When dealing with one-sided limits, we examine the behavior of a function as it approaches a particular point from either the left or the right.
This is essential when a function is not defined at that exact point, just like in our example, where the function becomes undefined at \(x = 3\).

• The left-hand limit, denoted as \(\lim_{{x \to c^-}} f(x)\), is the value that \(f(x)\) approaches as \(x\) gets closer to a specific point \(c\) from the left (values less than \(c\)).
• The right-hand limit, expressed as \(\lim_{{x \to c^+}} f(x)\), examines the value \(f(x)\) approaches as \(x\) inches closer to \(c\) from the right (values greater than \(c\)).

For our function \(f(x) = \frac{(x - 4)(x + 9)}{x - 3}\), although it's undefined at \(x = 3\), we look at its trend as we test numbers like 2.9 (left side) and 3.1 (right side). This analysis shows that the left limit approaches infinity and the right approaches negative infinity, meaning the overall limit at \(x = 3\) does not exist.
It illustrates how different behaviors on each side of a point can affect the overall limit.

Synthetic division is a simplified method of dividing polynomials, especially useful when dividing by linear factors such as \(x - 3\).
It's more streamlined compared to traditional polynomial division.In our example, we applied synthetic division to check if \(x - 3\) is a factor of the denominator \(x^3 - 5x^2 + 3x + 9\). This involves:

• Using the root of the factor, in this case, 3, and writing the coefficients of the polynomial, which are 1, -5, 3, and 9.
• The division process allows us to determine the quotient, \(x^2 - 2x - 3\), upon successfully dividing the polynomial by \(x - 3\).

This method effectively verifies the factorization and helps in simplifying the function \(f(x)\) by confirming that parts of it cancel out, leading to a simpler expression.
Such simplification is crucial for evaluating limits that might otherwise appear complicated.

Factorization represents a crucial tool in algebra for simplifying expressions, assessing limits, and solving equations.
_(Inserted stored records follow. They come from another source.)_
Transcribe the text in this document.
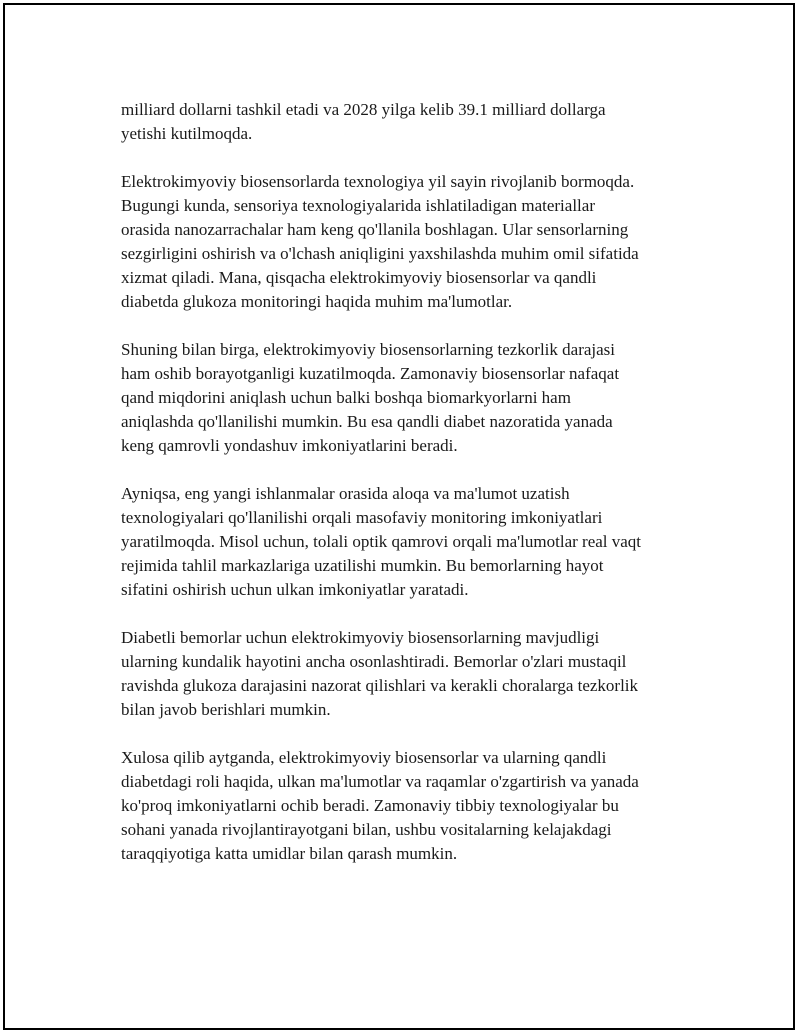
milliard dollarni tashkil etadi va 2028 yilga kelib 39.1 milliard dollarga
yetishi kutilmoqda.

Elektrokimyoviy biosensorlarda texnologiya yil sayin rivojlanib bormoqda.
Bugungi kunda, sensoriya texnologiyalarida ishlatiladigan materiallar
orasida nanozarrachalar ham keng qo'llanila boshlagan. Ular sensorlarning
sezgirligini oshirish va o'lchash aniqligini yaxshilashda muhim omil sifatida
xizmat qiladi. Mana, qisqacha elektrokimyoviy biosensorlar va qandli
diabetda glukoza monitoringi haqida muhim ma'lumotlar.

Shuning bilan birga, elektrokimyoviy biosensorlarning tezkorlik darajasi
ham oshib borayotganligi kuzatilmoqda. Zamonaviy biosensorlar nafaqat
qand miqdorini aniqlash uchun balki boshqa biomarkyorlarni ham
aniqlashda qo'llanilishi mumkin. Bu esa qandli diabet nazoratida yanada
keng qamrovli yondashuv imkoniyatlarini beradi.

Ayniqsa, eng yangi ishlanmalar orasida aloqa va ma'lumot uzatish
texnologiyalari qo'llanilishi orqali masofaviy monitoring imkoniyatlari
yaratilmoqda. Misol uchun, tolali optik qamrovi orqali ma'lumotlar real vaqt
rejimida tahlil markazlariga uzatilishi mumkin. Bu bemorlarning hayot
sifatini oshirish uchun ulkan imkoniyatlar yaratadi.

Diabetli bemorlar uchun elektrokimyoviy biosensorlarning mavjudligi
ularning kundalik hayotini ancha osonlashtiradi. Bemorlar o'zlari mustaqil
ravishda glukoza darajasini nazorat qilishlari va kerakli choralarga tezkorlik
bilan javob berishlari mumkin.

Xulosa qilib aytganda, elektrokimyoviy biosensorlar va ularning qandli
diabetdagi roli haqida, ulkan ma'lumotlar va raqamlar o'zgartirish va yanada
ko'proq imkoniyatlarni ochib beradi. Zamonaviy tibbiy texnologiyalar bu
sohani yanada rivojlantirayotgani bilan, ushbu vositalarning kelajakdagi
taraqqiyotiga katta umidlar bilan qarash mumkin.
It involves breaking down a polynomial into products of simpler polynomials.
In the context of limits and undefined points, factorization is essential in handling and simplifying complex polynomial expressions.For the numerator \(x^2 + 5x - 36\) in our example, factorization transforms it into the product \((x - 4)(x + 9)\).
This step helps to perform cancellations with the denominator, improving our understanding of the behavior of the function around \(x = 3\).

• The factorization involves finding pairs that multiply to the constant term \(c\) and add up to the linear coefficient \(b\) in \(ax^2 + bx + c\).
• Thus, identifying \(x - 3\) as a factor in both numerator and denominator allows for partial fraction simplification, a common method in calculus to tackle expressions approaching undefined values.

By eliminating common factors, we expose the essence of the function's behavior near points where it appears undefined.
Factorization, in this way, becomes a vital skill in understanding more intricate mathematical concepts such as limits.